Frederik Krabbe

Personal information
- Date of birth: 10 March 1988 (age 37)
- Place of birth: Aabyhøj, Aarhus, Denmark
- Height: 1.83 m (6 ft 0 in)
- Position(s): Right back

Youth career
- Aabyhøj IF
- 2003–2005: AGF

Senior career*
- Years: Team / Apps / (Gls)
- 2005–2011: AGF / 131 / (5)
- 2011–2013: Lyngby / 35 / (1)
- 2013–2015: Arendal / 32 / (3)
- 2015–2019: Hvidovre / 60 / (5)
- 2019: → HIK (loan) / 12 / (0)
- 2020–2021: HIK / 24 / (1)
- Total:  / 294 / (15)

International career
- 2004: Denmark U16 / 3 / (1)
- 2004–2005: Denmark U17 / 15 / (0)
- 2005–2006: Denmark U18 / 4 / (0)
- 2006–2007: Denmark U19 / 11 / (0)
- 2007–2008: Denmark U20 / 4 / (0)
- 2007–2010: Denmark U21 / 11 / (0)

= Frederik Krabbe =

Danish footballer (born 1988)

Frederik Krabbe (born 10 March 1988) is a Danish former professional footballer who played as a right-back.

==Career==
Krabbe started playing professional football with AGF in 2005, initially playing as a centre-back. Due to injuries to teammates during the 2007–08 season, he transitioned to the right-back position permanently. Krabbe was part of AGF's talented 1988 cohort, which included notable players such as Michael Lumb, Morten Beck Andersen, and others who had secured the under-17 league title in 2003.
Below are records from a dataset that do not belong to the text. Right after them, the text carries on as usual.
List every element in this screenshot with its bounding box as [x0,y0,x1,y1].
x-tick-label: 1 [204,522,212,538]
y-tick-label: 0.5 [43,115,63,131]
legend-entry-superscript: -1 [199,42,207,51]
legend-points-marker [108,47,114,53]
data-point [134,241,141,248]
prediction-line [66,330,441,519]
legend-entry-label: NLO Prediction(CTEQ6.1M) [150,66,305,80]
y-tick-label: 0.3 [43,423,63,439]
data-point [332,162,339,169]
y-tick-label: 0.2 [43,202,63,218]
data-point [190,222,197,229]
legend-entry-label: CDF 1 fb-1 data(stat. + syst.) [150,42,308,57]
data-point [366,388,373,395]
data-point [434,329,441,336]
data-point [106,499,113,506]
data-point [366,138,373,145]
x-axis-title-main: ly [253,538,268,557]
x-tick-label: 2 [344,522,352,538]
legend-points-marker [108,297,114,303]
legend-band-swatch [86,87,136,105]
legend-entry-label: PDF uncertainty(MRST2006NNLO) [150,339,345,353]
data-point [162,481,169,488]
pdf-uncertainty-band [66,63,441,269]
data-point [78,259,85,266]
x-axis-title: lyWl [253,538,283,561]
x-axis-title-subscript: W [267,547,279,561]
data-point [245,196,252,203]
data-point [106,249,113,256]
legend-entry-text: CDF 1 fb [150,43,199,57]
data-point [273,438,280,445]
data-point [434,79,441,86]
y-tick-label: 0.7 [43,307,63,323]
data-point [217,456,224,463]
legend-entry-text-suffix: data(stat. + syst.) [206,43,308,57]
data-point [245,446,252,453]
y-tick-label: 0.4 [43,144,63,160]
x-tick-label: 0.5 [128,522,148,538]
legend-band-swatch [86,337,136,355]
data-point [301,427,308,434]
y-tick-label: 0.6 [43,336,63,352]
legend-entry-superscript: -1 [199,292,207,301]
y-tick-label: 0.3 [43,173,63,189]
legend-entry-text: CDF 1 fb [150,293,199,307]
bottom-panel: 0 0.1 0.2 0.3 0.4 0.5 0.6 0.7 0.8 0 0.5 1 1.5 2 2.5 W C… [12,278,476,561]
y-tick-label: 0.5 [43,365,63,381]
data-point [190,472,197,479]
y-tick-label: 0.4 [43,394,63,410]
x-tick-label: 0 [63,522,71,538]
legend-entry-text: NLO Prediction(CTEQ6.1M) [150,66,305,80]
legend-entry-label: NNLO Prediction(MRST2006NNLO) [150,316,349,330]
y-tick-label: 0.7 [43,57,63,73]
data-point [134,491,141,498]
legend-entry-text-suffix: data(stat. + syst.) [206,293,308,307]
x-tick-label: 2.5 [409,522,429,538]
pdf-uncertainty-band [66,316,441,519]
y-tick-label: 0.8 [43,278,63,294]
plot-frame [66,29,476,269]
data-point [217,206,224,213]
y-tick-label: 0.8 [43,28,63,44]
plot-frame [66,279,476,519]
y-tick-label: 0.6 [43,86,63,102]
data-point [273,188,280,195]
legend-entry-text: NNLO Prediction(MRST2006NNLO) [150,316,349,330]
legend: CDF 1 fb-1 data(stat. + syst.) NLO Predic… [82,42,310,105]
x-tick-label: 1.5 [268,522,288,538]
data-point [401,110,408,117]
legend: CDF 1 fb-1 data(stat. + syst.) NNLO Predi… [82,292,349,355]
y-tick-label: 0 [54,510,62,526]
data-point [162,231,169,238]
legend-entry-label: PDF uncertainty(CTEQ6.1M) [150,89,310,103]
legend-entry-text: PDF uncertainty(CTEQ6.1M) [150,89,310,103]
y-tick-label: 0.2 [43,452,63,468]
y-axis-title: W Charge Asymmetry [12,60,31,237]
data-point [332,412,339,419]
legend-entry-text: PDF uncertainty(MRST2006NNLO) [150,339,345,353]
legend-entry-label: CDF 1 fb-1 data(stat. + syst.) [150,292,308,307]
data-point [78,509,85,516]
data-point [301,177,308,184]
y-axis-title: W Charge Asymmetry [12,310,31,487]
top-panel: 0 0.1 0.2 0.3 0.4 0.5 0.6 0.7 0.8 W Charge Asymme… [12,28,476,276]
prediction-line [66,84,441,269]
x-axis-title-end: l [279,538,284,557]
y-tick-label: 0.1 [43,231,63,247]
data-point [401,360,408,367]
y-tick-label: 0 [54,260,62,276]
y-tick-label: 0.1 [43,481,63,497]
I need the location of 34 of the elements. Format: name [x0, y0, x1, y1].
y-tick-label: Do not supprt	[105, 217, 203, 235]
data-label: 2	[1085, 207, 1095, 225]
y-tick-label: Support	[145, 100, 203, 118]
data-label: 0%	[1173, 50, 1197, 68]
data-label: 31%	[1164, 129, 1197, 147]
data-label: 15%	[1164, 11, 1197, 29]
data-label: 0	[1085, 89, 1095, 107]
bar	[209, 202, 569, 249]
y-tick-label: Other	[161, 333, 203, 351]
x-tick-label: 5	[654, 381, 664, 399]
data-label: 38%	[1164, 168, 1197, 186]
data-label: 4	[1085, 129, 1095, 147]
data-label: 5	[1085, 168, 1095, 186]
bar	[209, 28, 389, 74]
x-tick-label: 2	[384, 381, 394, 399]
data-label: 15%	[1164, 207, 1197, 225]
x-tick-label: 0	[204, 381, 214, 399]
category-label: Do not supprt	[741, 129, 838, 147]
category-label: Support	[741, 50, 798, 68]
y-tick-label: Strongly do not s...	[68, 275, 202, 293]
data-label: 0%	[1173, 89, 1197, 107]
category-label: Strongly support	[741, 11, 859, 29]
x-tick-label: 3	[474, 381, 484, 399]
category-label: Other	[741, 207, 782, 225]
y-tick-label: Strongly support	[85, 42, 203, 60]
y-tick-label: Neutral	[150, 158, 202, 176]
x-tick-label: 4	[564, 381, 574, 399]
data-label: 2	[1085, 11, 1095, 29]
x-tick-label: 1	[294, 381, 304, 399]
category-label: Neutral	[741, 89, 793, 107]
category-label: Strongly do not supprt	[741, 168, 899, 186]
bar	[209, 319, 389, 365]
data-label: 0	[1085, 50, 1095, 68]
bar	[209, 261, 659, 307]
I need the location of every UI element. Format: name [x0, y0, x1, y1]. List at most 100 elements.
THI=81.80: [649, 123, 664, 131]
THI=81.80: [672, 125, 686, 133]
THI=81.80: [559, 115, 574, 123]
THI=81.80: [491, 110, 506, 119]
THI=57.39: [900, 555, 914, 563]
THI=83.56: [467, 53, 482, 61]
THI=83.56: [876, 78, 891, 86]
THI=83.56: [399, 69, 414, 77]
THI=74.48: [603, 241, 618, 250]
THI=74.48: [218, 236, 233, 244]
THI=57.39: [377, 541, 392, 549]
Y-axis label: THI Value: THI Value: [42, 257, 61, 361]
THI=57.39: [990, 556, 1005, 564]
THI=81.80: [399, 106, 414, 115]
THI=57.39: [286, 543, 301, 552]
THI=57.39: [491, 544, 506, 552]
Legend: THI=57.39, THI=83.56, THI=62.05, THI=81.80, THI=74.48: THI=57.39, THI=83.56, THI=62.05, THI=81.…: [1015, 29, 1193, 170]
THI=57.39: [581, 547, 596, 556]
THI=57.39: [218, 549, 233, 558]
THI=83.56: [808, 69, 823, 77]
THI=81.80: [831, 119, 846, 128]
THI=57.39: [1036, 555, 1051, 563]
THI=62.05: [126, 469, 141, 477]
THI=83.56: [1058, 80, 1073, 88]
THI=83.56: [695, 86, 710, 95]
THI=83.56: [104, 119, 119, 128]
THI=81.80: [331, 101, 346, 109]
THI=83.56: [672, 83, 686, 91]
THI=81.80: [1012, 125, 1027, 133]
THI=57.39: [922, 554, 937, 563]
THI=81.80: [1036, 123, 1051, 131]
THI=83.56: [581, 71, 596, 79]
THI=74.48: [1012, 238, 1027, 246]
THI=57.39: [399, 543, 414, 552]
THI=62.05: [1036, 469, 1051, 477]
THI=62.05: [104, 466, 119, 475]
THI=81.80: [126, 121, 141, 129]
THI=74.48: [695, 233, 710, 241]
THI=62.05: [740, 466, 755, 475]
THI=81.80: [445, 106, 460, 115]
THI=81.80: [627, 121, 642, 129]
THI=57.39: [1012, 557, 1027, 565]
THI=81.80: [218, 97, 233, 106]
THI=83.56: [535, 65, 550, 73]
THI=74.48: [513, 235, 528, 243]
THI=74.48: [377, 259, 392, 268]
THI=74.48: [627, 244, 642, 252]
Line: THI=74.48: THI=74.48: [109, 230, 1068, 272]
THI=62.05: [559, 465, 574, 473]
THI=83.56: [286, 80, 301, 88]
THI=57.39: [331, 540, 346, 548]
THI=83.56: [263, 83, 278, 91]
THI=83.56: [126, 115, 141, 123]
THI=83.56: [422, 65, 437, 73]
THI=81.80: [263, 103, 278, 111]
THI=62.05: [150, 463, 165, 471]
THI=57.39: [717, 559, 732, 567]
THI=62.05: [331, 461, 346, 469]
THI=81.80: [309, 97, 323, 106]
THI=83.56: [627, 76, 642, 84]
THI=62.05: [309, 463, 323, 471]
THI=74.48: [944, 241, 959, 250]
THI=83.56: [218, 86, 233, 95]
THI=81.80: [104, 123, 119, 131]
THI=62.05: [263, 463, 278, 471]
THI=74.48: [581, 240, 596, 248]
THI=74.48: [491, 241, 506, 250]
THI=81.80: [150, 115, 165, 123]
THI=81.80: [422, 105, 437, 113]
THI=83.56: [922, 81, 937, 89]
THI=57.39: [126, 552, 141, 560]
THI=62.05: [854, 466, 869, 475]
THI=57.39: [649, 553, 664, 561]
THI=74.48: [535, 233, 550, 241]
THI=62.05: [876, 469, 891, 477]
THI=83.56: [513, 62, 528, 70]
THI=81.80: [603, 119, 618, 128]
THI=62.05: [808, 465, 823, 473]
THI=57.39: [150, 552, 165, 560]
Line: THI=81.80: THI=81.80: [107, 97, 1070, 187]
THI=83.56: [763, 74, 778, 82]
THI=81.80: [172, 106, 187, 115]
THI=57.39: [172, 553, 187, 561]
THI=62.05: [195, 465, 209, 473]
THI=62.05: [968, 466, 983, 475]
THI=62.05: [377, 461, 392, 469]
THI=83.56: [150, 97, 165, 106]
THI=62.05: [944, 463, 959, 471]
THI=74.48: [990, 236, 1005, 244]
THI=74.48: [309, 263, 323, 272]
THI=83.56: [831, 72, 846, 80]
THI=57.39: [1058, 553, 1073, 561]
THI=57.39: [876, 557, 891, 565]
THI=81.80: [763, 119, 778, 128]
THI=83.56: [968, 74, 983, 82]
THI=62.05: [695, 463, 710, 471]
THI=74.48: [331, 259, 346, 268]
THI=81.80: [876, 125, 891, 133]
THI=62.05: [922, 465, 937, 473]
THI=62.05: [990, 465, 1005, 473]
However, Krabbe faced adversity in July 2010 when he suffered a serious injury during a friendly match against AaB, sidelining him for over six months. On 24 May 2011, Krabbe's contract with AGF expired and one month later he signed a two-year contract with Lyngby Boldklub.

In July 2013, Krabbe signed a contract with Norwegian Second Division club Arendal. He returned to Denmark in December 2014, signing a two-and-a-half-year contract with Hvidovre.

On 13 August 2019, Krabbe was loaned out to Danish 2nd Division club HIK for the rest of 2019 from Hvidovre. In January 2020 it was reported, that Krabbe had terminated his contract with Hvidovre and would continue at HIK.

On 28 May 2021, Krabbe announced his retirement from football.